При виде меня он помахал мне рукой, но к себе не позвал. Я знал, что это значит. Папа работал. Несколько окружавших его человек заинтересовались, кому это он машет, но, увидев какой-то незнакомый трил, тут же снова повернулись к папе. Меня это вполне устраивало.
– О, как кстати. Вот, возьмите, – сказал кто-то и ткнул в меня бокалом.
Я повернул голову и увидел солидного мужчину в костюме.
– Простите?
– Я допил, – сообщил он мне, помахав бокалом.
– Поздравляю.
Мужчина вгляделся в мой трил.
– Вы же официант, так? – спросил он.
– Не совсем, – признался я и подумал, не высветить ли на дисплее значок ФБР, а потом с удовольствием понаблюдать, как этот тип растеряется.
Но пока я раздумывал, появился какой-то человек в белой рубашке и фартуке.
– Позвольте, я заберу, – сказал он и взял бокал у типа в костюме.
– И принесите еще один, – проворчал тот. – Виски с колой. – С этими словами он пошел обратно к отцу.
– Простите, – сказал официант.
– Вы тут ни при чем, – ответил я, оглядывая ложу. – Надо же, как интересно.
– Что именно?
– Здесь полно нехаденов, которые пришли посмотреть, как играют хадены, и первое, что этот чувак делает, когда видит трил, – это протягивает ему свой пустой бокал, – кивнул я на бокал, который официант держал в руке.
– Мне надо принести ему другой, – сказал тот.
– Ну да. Только постарайтесь удержаться и не плюнуть туда.
Официант хмыкнул и удалился.
Я приблизился к стеклянной стене, отделявшей ВИП-ложу от ее собственного балкона, и прошел туда через дверь. Меня тут же окатило ревом трибун. Если размер толпы мог служить каким-то индикатором, то лига явно не ошиблась с решением прийти в Вашингтон. Все трибуны были забиты под завязку.
– Я так и не понимаю, в чем суть игры, – сказал стоящий рядом со мной мужчина своему собеседнику.
– Все просто, – ответил тот и показал на бегущего по полю трила, чью голову окружали мелькающие красные огоньки. – Этот трил – «козел отпущения». Игрок, у которого в команде соперника надо оторвать голову. И пока они пытаются, его собственная команда делает все, чтобы им помешать.
– А когда оторвут, то попытаются забить ее в ворота?
– Верно. Забить, забросить или пронести в руках.
– И у них у всех есть мечи, молоты, биты…
– Да, просто для забавы.
Его визави замолчал, переваривая полученную информацию.
– А почему «козел отпущения»? – наконец спросил он.
Второй мужчина пустился в пространные объяснения, но я уже не стал слушать и вернулся в ложу, чтобы найти маму.
Она сидела на месте, обращенном к игровому полю, с бокалом в руке, и напряженно улыбалась какому-то молодому хлыщу, который с неумеренным пылом что-то без умолку тараторил.

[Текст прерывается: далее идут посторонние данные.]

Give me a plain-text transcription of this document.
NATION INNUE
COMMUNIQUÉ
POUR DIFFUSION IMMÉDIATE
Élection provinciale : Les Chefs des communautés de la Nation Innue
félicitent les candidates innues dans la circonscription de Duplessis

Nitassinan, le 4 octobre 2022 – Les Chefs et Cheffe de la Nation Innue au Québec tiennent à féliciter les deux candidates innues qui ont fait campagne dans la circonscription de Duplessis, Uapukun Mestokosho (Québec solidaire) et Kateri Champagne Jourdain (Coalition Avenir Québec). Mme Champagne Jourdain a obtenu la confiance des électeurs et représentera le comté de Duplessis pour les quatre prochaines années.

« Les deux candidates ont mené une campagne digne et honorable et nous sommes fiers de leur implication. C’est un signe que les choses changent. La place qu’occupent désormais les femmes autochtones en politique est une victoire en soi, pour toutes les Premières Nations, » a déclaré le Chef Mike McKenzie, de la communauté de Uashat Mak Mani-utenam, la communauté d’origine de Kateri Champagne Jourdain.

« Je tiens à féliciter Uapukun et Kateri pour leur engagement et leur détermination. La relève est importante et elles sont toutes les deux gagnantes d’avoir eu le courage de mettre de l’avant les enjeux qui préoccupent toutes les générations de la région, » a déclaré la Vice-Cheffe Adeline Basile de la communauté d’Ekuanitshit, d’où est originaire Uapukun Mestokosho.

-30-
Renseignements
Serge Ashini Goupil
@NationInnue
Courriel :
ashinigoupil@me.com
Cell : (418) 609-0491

Я узнал эту ее улыбку – обычно мама так улыбалась, когда хотела кого-то придушить. Нужно было срочно спасать ее от чересчур увлеченного юноши, а юношу – от нее, поэтому я торопливо направился к ним.
– Крис, ну наконец-то, – объявила мама, когда я подошел.

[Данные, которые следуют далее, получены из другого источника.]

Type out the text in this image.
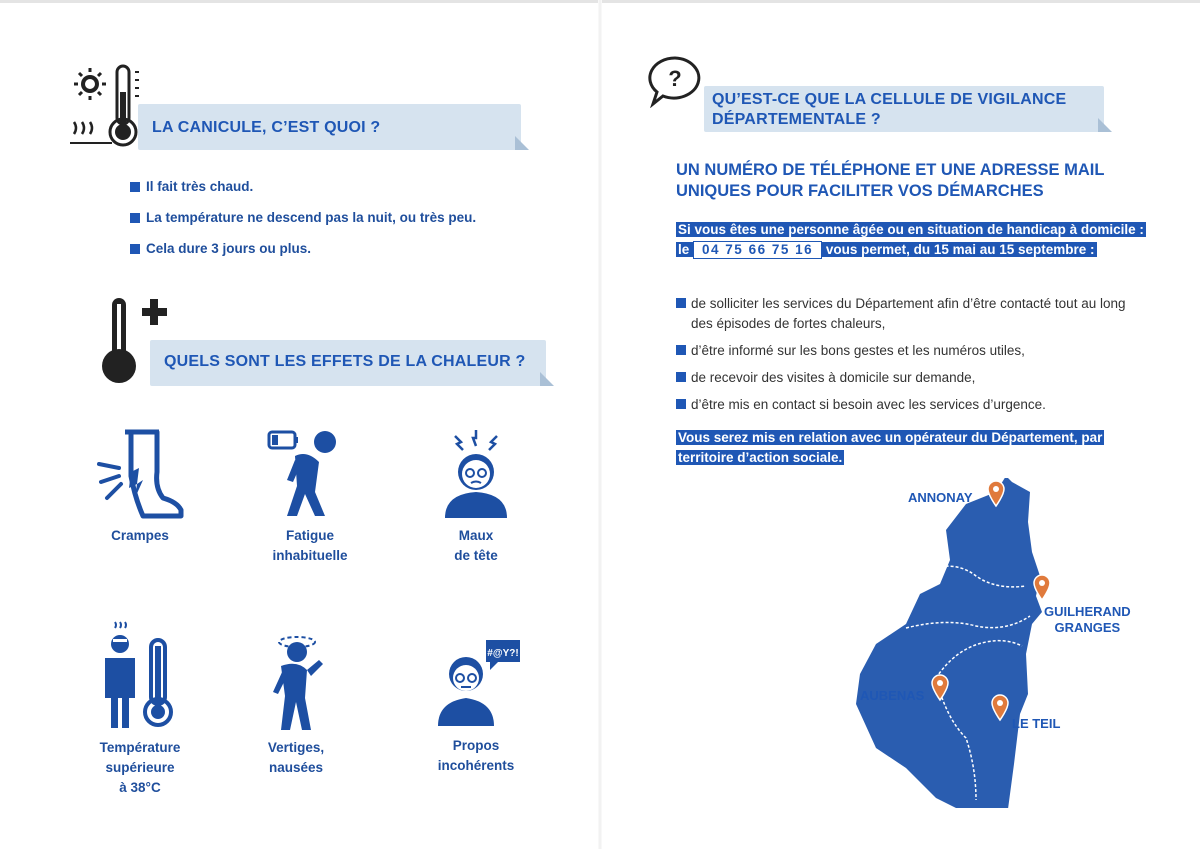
LA CANICULE, C’EST QUOI ?
Il fait très chaud.
La température ne descend pas la nuit, ou très peu.
Cela dure 3 jours ou plus.
QUELS SONT LES EFFETS DE LA CHALEUR ?
Crampes	Fatigue
inhabituelle
Maux
de tête
Température
supérieure
à 38°C
Vertiges,
nausées
#@Y?!
Propos
incohérents
?
QU’EST-CE QUE LA CELLULE DE VIGILANCE
DÉPARTEMENTALE ?
UN NUMÉRO DE TÉLÉPHONE ET UNE ADRESSE MAIL
UNIQUES POUR FACILITER VOS DÉMARCHES
Si vous êtes une personne âgée ou en situation de handicap à domicile : le 04 75 66 75 16 vous permet, du 15 mai au 15 septembre :
de solliciter les services du Département afin d’être contacté tout au long des épisodes de fortes chaleurs,
d’être informé sur les bons gestes et les numéros utiles,
de recevoir des visites à domicile sur demande,
d’être mis en contact si besoin avec les services d’urgence.
Vous serez mis en relation avec un opérateur du Département, par territoire d’action sociale.
ANNONAY
GUILHERAND
GRANGES
AUBENAS
LE TEIL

Я нагнулся и получил звонкий поцелуй в щечку. Она повернулась к своему соседу:
– Это Марвин Стивенс. Он работает в рекламном отделе лиги.
Парень встал и протянул мне руку, которую я вежливо пожал.
– Как же я счастлив с вами познакомиться, Крис, – воскликнул он. – Я ваш фанат.
– Не знал, что у агентов ФБР бывают фанаты.
– О, это вовсе не из-за вашей работы! – поспешил заверить меня Стивенс и тут же явно испугался своей бестактности. – То есть я совсем не хотел сказать, что работа в ФБР плоха.
– Спасибо, – сухо поблагодарил я.
– Я имел в виду, когда вы были моложе.
– Ну да, и был знаменит тем, что был знаменит.
– Я совсем не это хотел сказать, – снова испугался Стивенс, – Просто… вы же были символом для всех хаденов.
Можно было, конечно, еще поиздеваться над этим Стивенсом и понаблюдать, сколько раз мне удастся вызвать выражение страха на его лице, но я сомневался, что все это доставит мне удовольствие.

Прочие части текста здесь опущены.